Ne vous abaissez plus à suivre la couronne :
Donnez-la, sans souffrir qu’avec elle on vous donne ;
Réglez notre destin, qu’ont mal réglé les Dieux :
Notre seul droit d’aînesse est de plaire à vos yeux ;
915L’ardeur qu’allume en nous une flamme si pure
Préfère votre choix au choix de la nature,
Et vient sacrifier à votre élection
Toute notre espérance et notre ambition.
Prononcez donc, Madame, et faites un monarque :
920Nous céderons sans honte à cette illustre marque ;
Et celui qui perdra votre divin objet
Demeurera du moins votre premier sujet ;
Son amour immortel saura toujours lui dire
Que ce rang près de vous vaut ailleurs un empire ;
925Il y mettra sa gloire, et dans un tel malheur,
L’heur de vous obéir flattera sa douleur.

RODOGUNE.

Princes, je dois beaucoup à cette déférence
De votre ambition et de votre espérance ;
Et j’en recevrois l’offre avec quelque plaisir,
930Si celles de mon rang avoient droit de choisir.

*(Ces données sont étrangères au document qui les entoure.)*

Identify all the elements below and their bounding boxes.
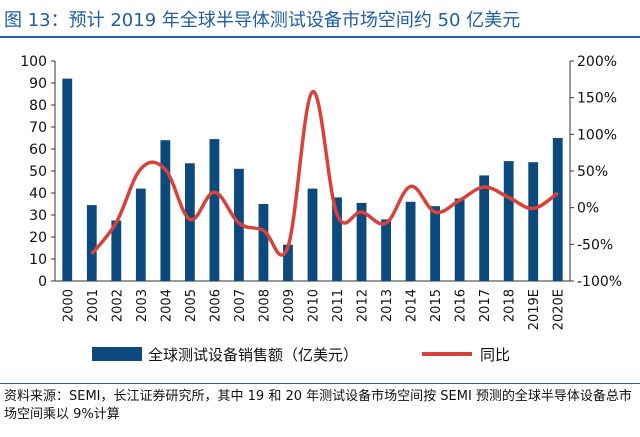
x-tick-label: 2013 bbox=[380, 289, 395, 322]
x-tick-label: 2018 bbox=[503, 289, 518, 322]
x-tick-label: 2014 bbox=[405, 289, 420, 322]
y-left-tick-label: 20 bbox=[29, 230, 47, 246]
x-tick-label: 2012 bbox=[356, 289, 371, 322]
y-right-tick-label: 50% bbox=[577, 164, 608, 180]
bar bbox=[430, 206, 441, 281]
bar bbox=[184, 163, 195, 281]
y-left-tick-label: 80 bbox=[29, 98, 47, 114]
bar bbox=[332, 197, 342, 281]
x-tick-label: 2011 bbox=[331, 289, 346, 322]
legend-label-bar: 全球测试设备销售额（亿美元） bbox=[148, 346, 358, 364]
x-tick-label: 2010 bbox=[307, 289, 322, 322]
bar bbox=[160, 140, 171, 281]
x-tick-label: 2009 bbox=[282, 289, 297, 322]
x-tick-label: 2000 bbox=[61, 289, 76, 322]
figure-title-bar: 图 13：预计 2019 年全球半导体测试设备市场空间约 50 亿美元 bbox=[0, 0, 640, 40]
x-tick-label: 2007 bbox=[233, 289, 248, 322]
x-tick-label: 2017 bbox=[478, 289, 493, 322]
source-divider bbox=[0, 383, 640, 384]
x-tick-label: 2006 bbox=[208, 289, 223, 322]
source-note: 资料来源：SEMI，长江证券研究所，其中 19 和 20 年测试设备市场空间按 … bbox=[4, 389, 632, 422]
yoy-line bbox=[90, 90, 559, 257]
x-tick-label: 2008 bbox=[257, 289, 272, 322]
y-right-tick-label: 200% bbox=[577, 54, 617, 70]
y-left-tick-label: 10 bbox=[29, 252, 47, 268]
y-left-tick-label: 50 bbox=[29, 164, 47, 180]
x-tick-label: 2004 bbox=[159, 289, 174, 322]
bar bbox=[135, 188, 146, 281]
bar bbox=[552, 138, 563, 281]
x-tick-label: 2020E bbox=[552, 289, 567, 330]
y-left-tick-label: 0 bbox=[38, 274, 47, 290]
bar bbox=[307, 188, 318, 281]
y-right-tick-label: 150% bbox=[577, 91, 617, 107]
x-tick-label: 2001 bbox=[86, 289, 101, 322]
x-tick-label: 2003 bbox=[135, 289, 150, 322]
y-left-tick-label: 70 bbox=[29, 120, 47, 136]
title-divider bbox=[0, 36, 640, 38]
chart: 0 10 20 30 40 50 60 70 80 90 100 -100% -50% 0% 50% 100%… bbox=[20, 54, 622, 364]
x-tick-label: 2019E bbox=[527, 289, 542, 330]
bar bbox=[86, 205, 97, 281]
bar bbox=[111, 220, 122, 281]
y-left-tick-label: 40 bbox=[29, 186, 47, 202]
x-tick-label: 2015 bbox=[429, 289, 444, 322]
bar bbox=[405, 201, 416, 281]
bar bbox=[258, 204, 269, 281]
y-right-tick-label: -100% bbox=[577, 274, 622, 290]
bar bbox=[528, 162, 539, 281]
y-left-tick-label: 60 bbox=[29, 142, 47, 158]
bar bbox=[356, 202, 367, 281]
x-tick-label: 2005 bbox=[184, 289, 199, 322]
y-right-tick-label: 0% bbox=[577, 201, 599, 217]
bar bbox=[454, 198, 465, 281]
bar bbox=[479, 175, 490, 281]
x-tick-label: 2016 bbox=[454, 289, 469, 322]
bar bbox=[283, 244, 293, 281]
bar bbox=[503, 161, 514, 281]
figure-title: 图 13：预计 2019 年全球半导体测试设备市场空间约 50 亿美元 bbox=[4, 10, 521, 31]
bar bbox=[381, 219, 391, 281]
legend-swatch-bar bbox=[92, 347, 142, 361]
y-left-tick-label: 100 bbox=[20, 54, 47, 70]
x-tick-label: 2002 bbox=[110, 289, 125, 322]
y-left-tick-label: 30 bbox=[29, 208, 47, 224]
bar bbox=[209, 139, 220, 281]
y-right-tick-label: 100% bbox=[577, 127, 617, 143]
y-left-tick-label: 90 bbox=[29, 76, 47, 92]
bar bbox=[62, 78, 73, 281]
legend-label-line: 同比 bbox=[480, 346, 510, 364]
y-right-tick-label: -50% bbox=[577, 237, 613, 253]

Comme sans leur avis les rois disposent d’elles
Pour affermir leur trône ou finir leurs querelles,
Le destin des États est arbitre du leur,
Et l’ordre des traités règle tout dans leur cœur.
935C’est lui que suit le mien, et non pas la couronne :
J’aimerai l’un de vous, parce qu’il me l’ordonne ;
Du secret révélé j’en prendrai le pouvoir,
Et mon amour pour naître attendra mon devoir.
N’attendez rien de plus, ou votre attente est vaine.
940Le choix que vous m’offrez appartient à la Reine ;
J’entreprendrois sur elle à l’accepter de vous.